You can see that some countries that did lock down, e.g. Norway didn’t have significant excess mortality so this can dispel any myths about lockdowns themselves causing excess mortality. I’m sure some people will argue that the excess deaths in their country were caused by the lockdown, but in my experience it’s not worth your time arguing back at this stage.
norway locked down with less stringency than sweden - you can see that using the only objective measurements of lockdown stringency (that I know of) in the oxford stringency index
I'm not sure why you would state something completely incorrect so confidently - if you had in fact been arguing with people over that point I would expect you to have come across the most basic data behind your point.
Your assertions don't fit with the data you shared. The Y axis shows strictness and Norway has peaks that are higher and therefore stricter. I suspect you know this given you tried to double-down on it immediately.
If we are playing "No true Scotsman" with the lockdowns and dragging Sweden in, how would you explain Greece vs Sweden?
Excess Deaths per 100k [0]
Sweden: 102
Greece: 38
There is simply no compelling evidence that “lockdowns doing more harm than good” from an excess mortality point of view.
a single comparison really does nothing, here's japan vs sweden that shows the exact opposite - neither of these comparisons are useful for anything other than a datapoint that should be used to study the larger issue alongside all the other data we have
It does do something. It proves you can lockdown without the lockdown itself causing significant excess mortality and gives more credence (as if it’s needed) to the excess mortality that is being seen in other countries being caused purely by COVID.
COVID skeptics are full of assertions such as: It’s just the flu, PCR tests are worthless, the lockdown is killing more people than it’s saving, suicides are way up, we won’t have a second wave etc. When these are proven false they come up with a new assertion, ignoring that they have been wrong about every assertion so far. The scary thing is they seem to sing from the same hymn sheet, so they are being fed this information from somewhere.
It doesn’t matter so much now that people are getting vaccinated, but the vocal minority was a real risk to the integrity of the measures such as lockdowns. If you get a critical mass of people believing this BS then you’ve got a real problem. We’ve seen how the Q-Anon misinformation movement has had real consequences but people seem oblivious when they are being fed FUD about COVID.
you should reread what you've just written and think a bit about who you think the problem is
we were having a conversation pretty tightly scoped to PCR tests that got loosened up (by you) to include lockdowns.
Now you're talking about Q-Anon among other unrelated things. If you want to have meaningful conversation that changes minds by informing people - this isn't the way to do it. It very much seems like you just lump everything into one big ball of political hot topic and leave very little room for nuance from people who disagree with you.
That's very unproductive and I'd suggest this mentality of assuming someone elses position based on political hot topics de jour is exactly why so many people are tribalistic when it comes to choosing what they believe with science.
You’re right about some of the things you are saying, I’ve maybe lumped you unfairly due to first hand experience.
Unfortunately, with my sample size of 2, I have seen the Q-Anon stuff happening real time. Note that I’m not even in America! Both people are engineers. One is an Albanian living in London and I can’t even compute how he’s so wired in to it all. They don’t even know each other but are lockstep with all the COVID stuff they say, now even on to the anti-vaxx angle.

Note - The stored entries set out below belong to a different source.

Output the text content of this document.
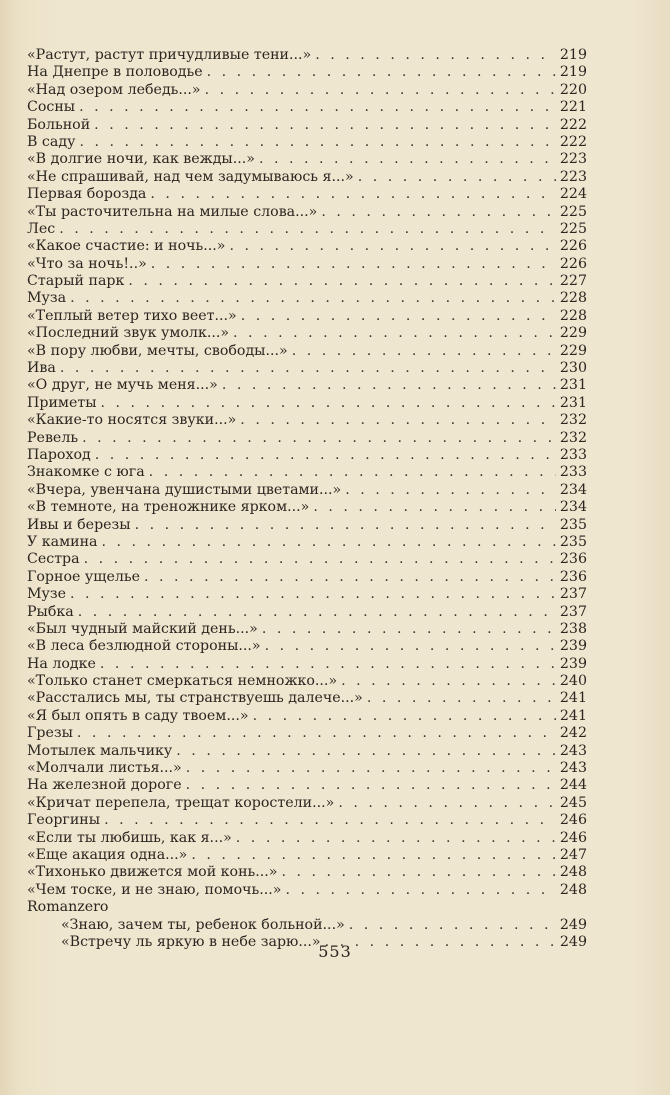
«Растут, растут причудливые тени...» . . .	219
На Днепре в половодье . . .	219
«Над озером лебедь...» . . .	220
Сосны . . .	221
Больной . . .	222
В саду . . .	222
«В долгие ночи, как вежды...» . . .	223
«Не спрашивай, над чем задумываюсь я...» . . .	223
Первая борозда . . .	224
«Ты расточительна на милые слова...» . . .	225
Лес . . .	225
«Какое счастие: и ночь...» . . .	226
«Что за ночь!..» . . .	226
Старый парк . . .	227
Муза . . .	228
«Теплый ветер тихо веет...» . . .	228
«Последний звук умолк...» . . .	229
«В пору любви, мечты, свободы...» . . .	229
Ива . . .	230
«О друг, не мучь меня...» . . .	231
Приметы . . .	231
«Какие-то носятся звуки...» . . .	232
Ревель . . .	232
Пароход . . .	233
Знакомке с юга . . .	233
«Вчера, увенчана душистыми цветами...» . . .	234
«В темноте, на треножнике ярком...» . . .	234
Ивы и березы . . .	235
У камина . . .	235
Сестра . . .	236
Горное ущелье . . .	236
Музе . . .	237
Рыбка . . .	237
«Был чудный майский день...» . . .	238
«В леса безлюдной стороны...» . . .	239
На лодке . . .	239
«Только станет смеркаться немножко...» . . .	240
«Расстались мы, ты странствуешь далече...» . . .	241
«Я был опять в саду твоем...» . . .	241
Грезы . . .	242
Мотылек мальчику . . .	243
«Молчали листья...» . . .	243
На железной дороге . . .	244
«Кричат перепела, трещат коростели...» . . .	245
Георгины . . .	246
«Если ты любишь, как я...» . . .	246
«Еще акация одна...» . . .	247
«Тихонько движется мой конь...» . . .	248
«Чем тоске, и не знаю, помочь...» . . .	248
Romanzero
«Знаю, зачем ты, ребенок больной...» . . .	249
«Встречу ль яркую в небе зарю...» . . .	249
553
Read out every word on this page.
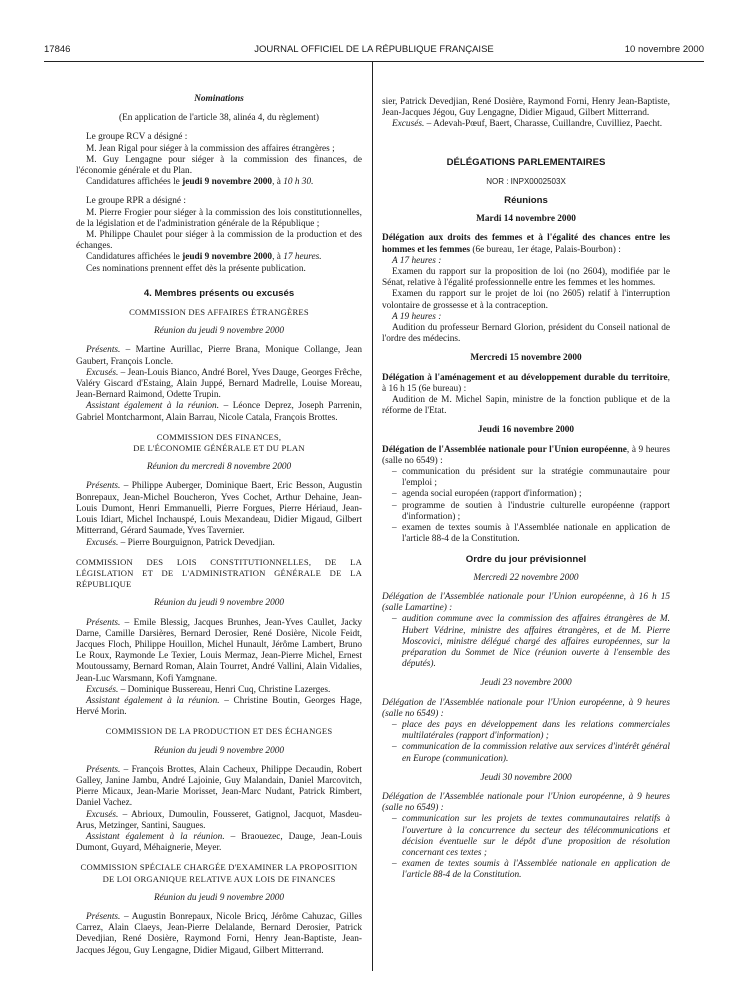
17846	JOURNAL OFFICIEL DE LA RÉPUBLIQUE FRANÇAISE	10 novembre 2000

Nominations

(En application de l'article 38, alinéa 4, du règlement)

Le groupe RCV a désigné :

M. Jean Rigal pour siéger à la commission des affaires étrangères ;

M. Guy Lengagne pour siéger à la commission des finances, de l'économie générale et du Plan.

Candidatures affichées le jeudi 9 novembre 2000, à 10 h 30.

Le groupe RPR a désigné :

M. Pierre Frogier pour siéger à la commission des lois constitutionnelles, de la législation et de l'administration générale de la République ;

M. Philippe Chaulet pour siéger à la commission de la production et des échanges.

Candidatures affichées le jeudi 9 novembre 2000, à 17 heures.

Ces nominations prennent effet dès la présente publication.

4. Membres présents ou excusés

COMMISSION DES AFFAIRES ÉTRANGÈRES

Réunion du jeudi 9 novembre 2000

Présents. – Martine Aurillac, Pierre Brana, Monique Collange, Jean Gaubert, François Loncle.

Excusés. – Jean-Louis Bianco, André Borel, Yves Dauge, Georges Frêche, Valéry Giscard d'Estaing, Alain Juppé, Bernard Madrelle, Louise Moreau, Jean-Bernard Raimond, Odette Trupin.

Assistant également à la réunion. – Léonce Deprez, Joseph Parrenin, Gabriel Montcharmont, Alain Barrau, Nicole Catala, François Brottes.

COMMISSION DES FINANCES,

DE L'ÉCONOMIE GÉNÉRALE ET DU PLAN

Réunion du mercredi 8 novembre 2000

Présents. – Philippe Auberger, Dominique Baert, Eric Besson, Augustin Bonrepaux, Jean-Michel Boucheron, Yves Cochet, Arthur Dehaine, Jean-Louis Dumont, Henri Emmanuelli, Pierre Forgues, Pierre Hériaud, Jean-Louis Idiart, Michel Inchauspé, Louis Mexandeau, Didier Migaud, Gilbert Mitterrand, Gérard Saumade, Yves Tavernier.

Excusés. – Pierre Bourguignon, Patrick Devedjian.

COMMISSION DES LOIS CONSTITUTIONNELLES, DE LA LÉGISLATION ET DE L'ADMINISTRATION GÉNÉRALE DE LA RÉPUBLIQUE

Réunion du jeudi 9 novembre 2000

Présents. – Emile Blessig, Jacques Brunhes, Jean-Yves Caullet, Jacky Darne, Camille Darsières, Bernard Derosier, René Dosière, Nicole Feidt, Jacques Floch, Philippe Houillon, Michel Hunault, Jérôme Lambert, Bruno Le Roux, Raymonde Le Texier, Louis Mermaz, Jean-Pierre Michel, Ernest Moutoussamy, Bernard Roman, Alain Tourret, André Vallini, Alain Vidalies, Jean-Luc Warsmann, Kofi Yamgnane.

Excusés. – Dominique Bussereau, Henri Cuq, Christine Lazerges.

Assistant également à la réunion. – Christine Boutin, Georges Hage, Hervé Morin.

COMMISSION DE LA PRODUCTION ET DES ÉCHANGES

Réunion du jeudi 9 novembre 2000

Présents. – François Brottes, Alain Cacheux, Philippe Decaudin, Robert Galley, Janine Jambu, André Lajoinie, Guy Malandain, Daniel Marcovitch, Pierre Micaux, Jean-Marie Morisset, Jean-Marc Nudant, Patrick Rimbert, Daniel Vachez.

Excusés. – Abrioux, Dumoulin, Fousseret, Gatignol, Jacquot, Masdeu-Arus, Metzinger, Santini, Saugues.

Assistant également à la réunion. – Braouezec, Dauge, Jean-Louis Dumont, Guyard, Méhaignerie, Meyer.

COMMISSION SPÉCIALE CHARGÉE D'EXAMINER LA PROPOSITION DE LOI ORGANIQUE RELATIVE AUX LOIS DE FINANCES

Réunion du jeudi 9 novembre 2000

Présents. – Augustin Bonrepaux, Nicole Bricq, Jérôme Cahuzac, Gilles Carrez, Alain Claeys, Jean-Pierre Delalande, Bernard Derosier, Patrick Devedjian, René Dosière, Raymond Forni, Henry Jean-Baptiste, Jean-Jacques Jégou, Guy Lengagne, Didier Migaud, Gilbert Mitterrand.

sier, Patrick Devedjian, René Dosière, Raymond Forni, Henry Jean-Baptiste, Jean-Jacques Jégou, Guy Lengagne, Didier Migaud, Gilbert Mitterrand.

Excusés. – Adevah-Pœuf, Baert, Charasse, Cuillandre, Cuvilliez, Paecht.

DÉLÉGATIONS PARLEMENTAIRES

NOR : INPX0002503X

Réunions

Mardi 14 novembre 2000

Délégation aux droits des femmes et à l'égalité des chances entre les hommes et les femmes (6e bureau, 1er étage, Palais-Bourbon) :

A 17 heures :

Examen du rapport sur la proposition de loi (no 2604), modifiée par le Sénat, relative à l'égalité professionnelle entre les femmes et les hommes.

Examen du rapport sur le projet de loi (no 2605) relatif à l'interruption volontaire de grossesse et à la contraception.

A 19 heures :

Audition du professeur Bernard Glorion, président du Conseil national de l'ordre des médecins.

Mercredi 15 novembre 2000

Délégation à l'aménagement et au développement durable du territoire, à 16 h 15 (6e bureau) :

Audition de M. Michel Sapin, ministre de la fonction publique et de la réforme de l'Etat.

Jeudi 16 novembre 2000

Délégation de l'Assemblée nationale pour l'Union européenne, à 9 heures (salle no 6549) :

– communication du président sur la stratégie communautaire pour l'emploi ;
– agenda social européen (rapport d'information) ;
– programme de soutien à l'industrie culturelle européenne (rapport d'information) ;
– examen de textes soumis à l'Assemblée nationale en application de l'article 88-4 de la Constitution.

Ordre du jour prévisionnel

Mercredi 22 novembre 2000

Délégation de l'Assemblée nationale pour l'Union européenne, à 16 h 15 (salle Lamartine) :

– audition commune avec la commission des affaires étrangères de M. Hubert Védrine, ministre des affaires étrangères, et de M. Pierre Moscovici, ministre délégué chargé des affaires européennes, sur la préparation du Sommet de Nice (réunion ouverte à l'ensemble des députés).

Jeudi 23 novembre 2000

Délégation de l'Assemblée nationale pour l'Union européenne, à 9 heures (salle no 6549) :

– place des pays en développement dans les relations commerciales multilatérales (rapport d'information) ;
– communication de la commission relative aux services d'intérêt général en Europe (communication).

Jeudi 30 novembre 2000

Délégation de l'Assemblée nationale pour l'Union européenne, à 9 heures (salle no 6549) :

– communication sur les projets de textes communautaires relatifs à l'ouverture à la concurrence du secteur des télécommunications et décision éventuelle sur le dépôt d'une proposition de résolution concernant ces textes ;
– examen de textes soumis à l'Assemblée nationale en application de l'article 88-4 de la Constitution.
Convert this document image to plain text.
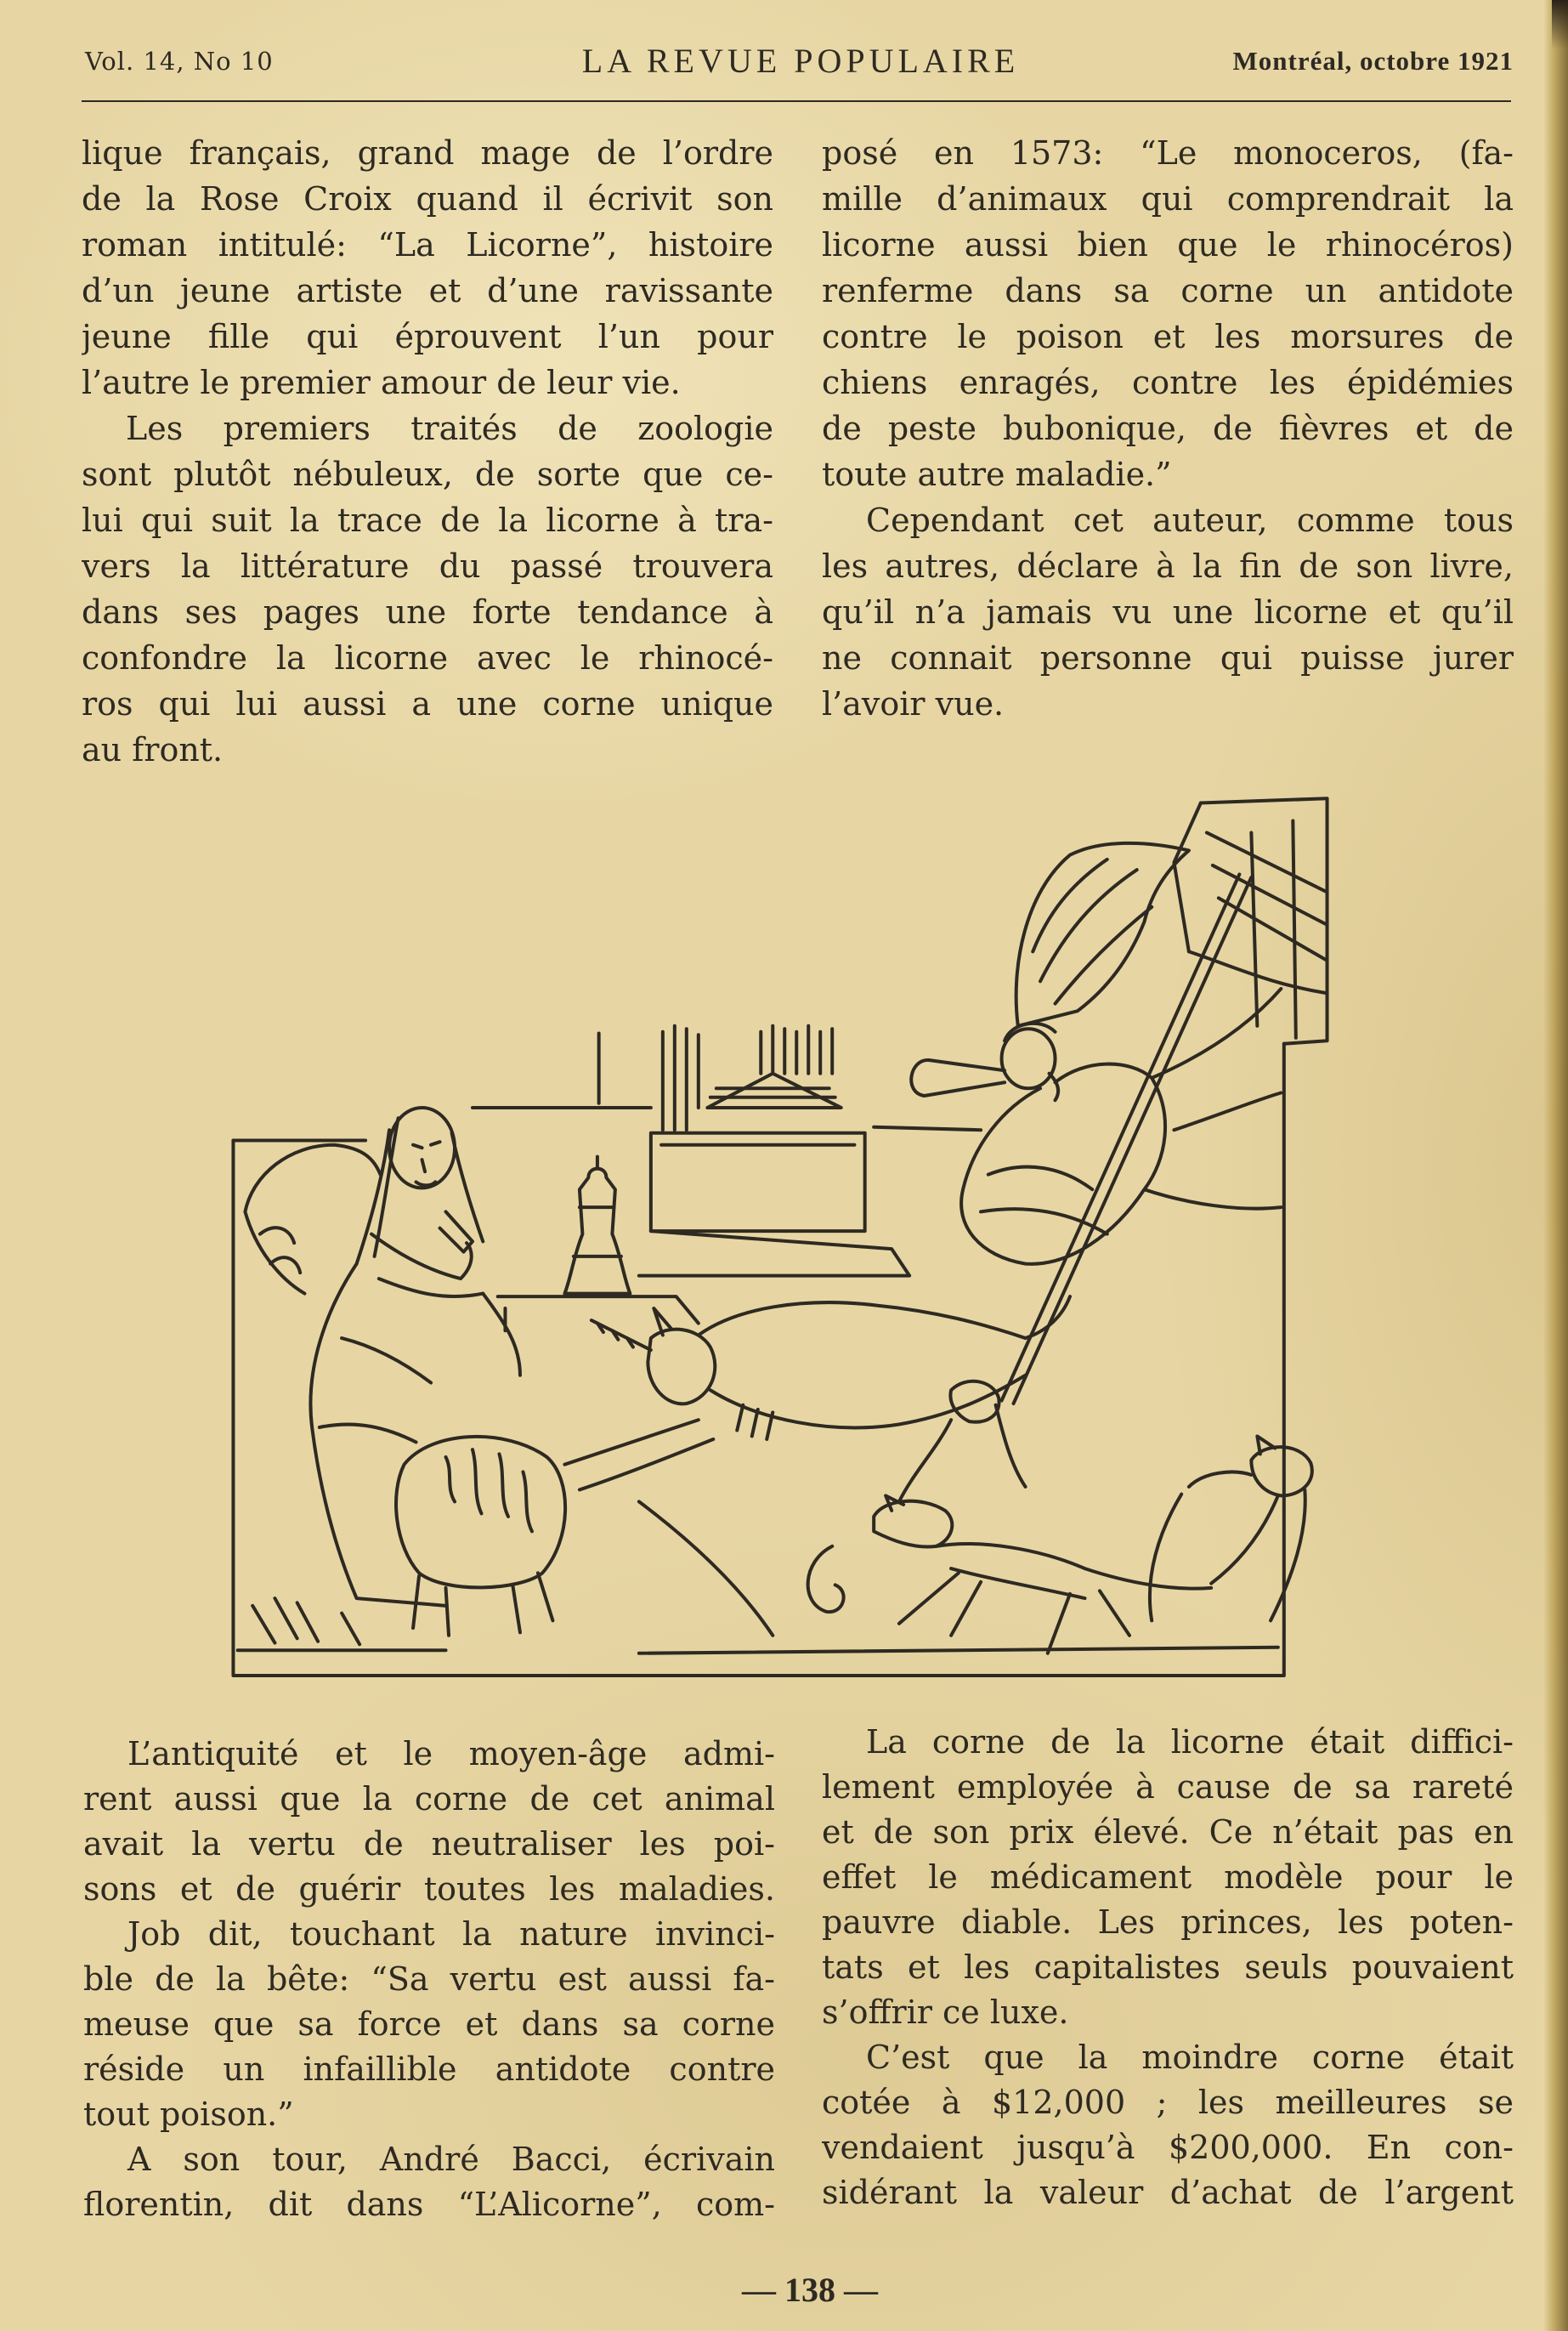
Vol. 14, No 10	LA REVUE POPULAIRE	Montréal, octobre 1921
lique français, grand mage de l’ordre
de la Rose Croix quand il écrivit son
roman intitulé: “La Licorne”, histoire
d’un jeune artiste et d’une ravissante
jeune fille qui éprouvent l’un pour
l’autre le premier amour de leur vie.
Les premiers traités de zoologie
sont plutôt nébuleux, de sorte que ce-
lui qui suit la trace de la licorne à tra-
vers la littérature du passé trouvera
dans ses pages une forte tendance à
confondre la licorne avec le rhinocé-
ros qui lui aussi a une corne unique
au front.
posé en 1573: “Le monoceros, (fa-
mille d’animaux qui comprendrait la
licorne aussi bien que le rhinocéros)
renferme dans sa corne un antidote
contre le poison et les morsures de
chiens enragés, contre les épidémies
de peste bubonique, de fièvres et de
toute autre maladie.”
Cependant cet auteur, comme tous
les autres, déclare à la fin de son livre,
qu’il n’a jamais vu une licorne et qu’il
ne connait personne qui puisse jurer
l’avoir vue.
L’antiquité et le moyen-âge admi-
rent aussi que la corne de cet animal
avait la vertu de neutraliser les poi-
sons et de guérir toutes les maladies.
Job dit, touchant la nature invinci-
ble de la bête: “Sa vertu est aussi fa-
meuse que sa force et dans sa corne
réside un infaillible antidote contre
tout poison.”
A son tour, André Bacci, écrivain
florentin, dit dans “L’Alicorne”, com-
La corne de la licorne était diffici-
lement employée à cause de sa rareté
et de son prix élevé. Ce n’était pas en
effet le médicament modèle pour le
pauvre diable. Les princes, les poten-
tats et les capitalistes seuls pouvaient
s’offrir ce luxe.
C’est que la moindre corne était
cotée à $12,000 ; les meilleures se
vendaient jusqu’à $200,000. En con-
sidérant la valeur d’achat de l’argent
— 138 —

I am american, but to be honest I don't quite know exactly what Q-Anon even is - I just never cared to read up on it I guess
As far as covid stuff I was basically unemployed for the first three months of the pandemic (only having a small workload) so I got super interested in reading white papers etc. you wouldn't believe the amount of absolutely terrible science that got pushed through the peer review process during covid. In another thread I detail a study someone used as evidence to support their opinion on asymptomatic thread.
The study was a model where they chose 75% asymptomatic spread relative to symptomatic spread for their model - the model unsurprisingly found asymp. spread to be roughly the same as symp. spread IIRC - now where did that 75% come from? I came from three studies they cite....2 of those 3 studies they cite do not have anything resembling the number they came up with. In one of the citations it was so bewilderingly wrong I can only conclude they cited the wrong study or they just made the number up entirely.
Back to the topic of PCR - I've seen zero literature to date that suggests a PCR with a CT>40 is beneficial. Further we have many studies that show false positives are absurdly high for many viruses well before CT40
So for someone to claim it's reasonable to use CT40, I believe the burden is on them to prove it since all literature I've seen suggests otherwise.
Some are graphed here: https://www.euromomo.eu/graphs-and-maps/
You can see that some countries that did lock down, e.g. Norway didn’t have significant excess mortality so this can dispel any myths about lockdowns themselves causing excess mortality. I’m sure some people will argue that the excess deaths in their country were caused by the lockdown, but in my experience it’s not worth your time arguing back at this stage.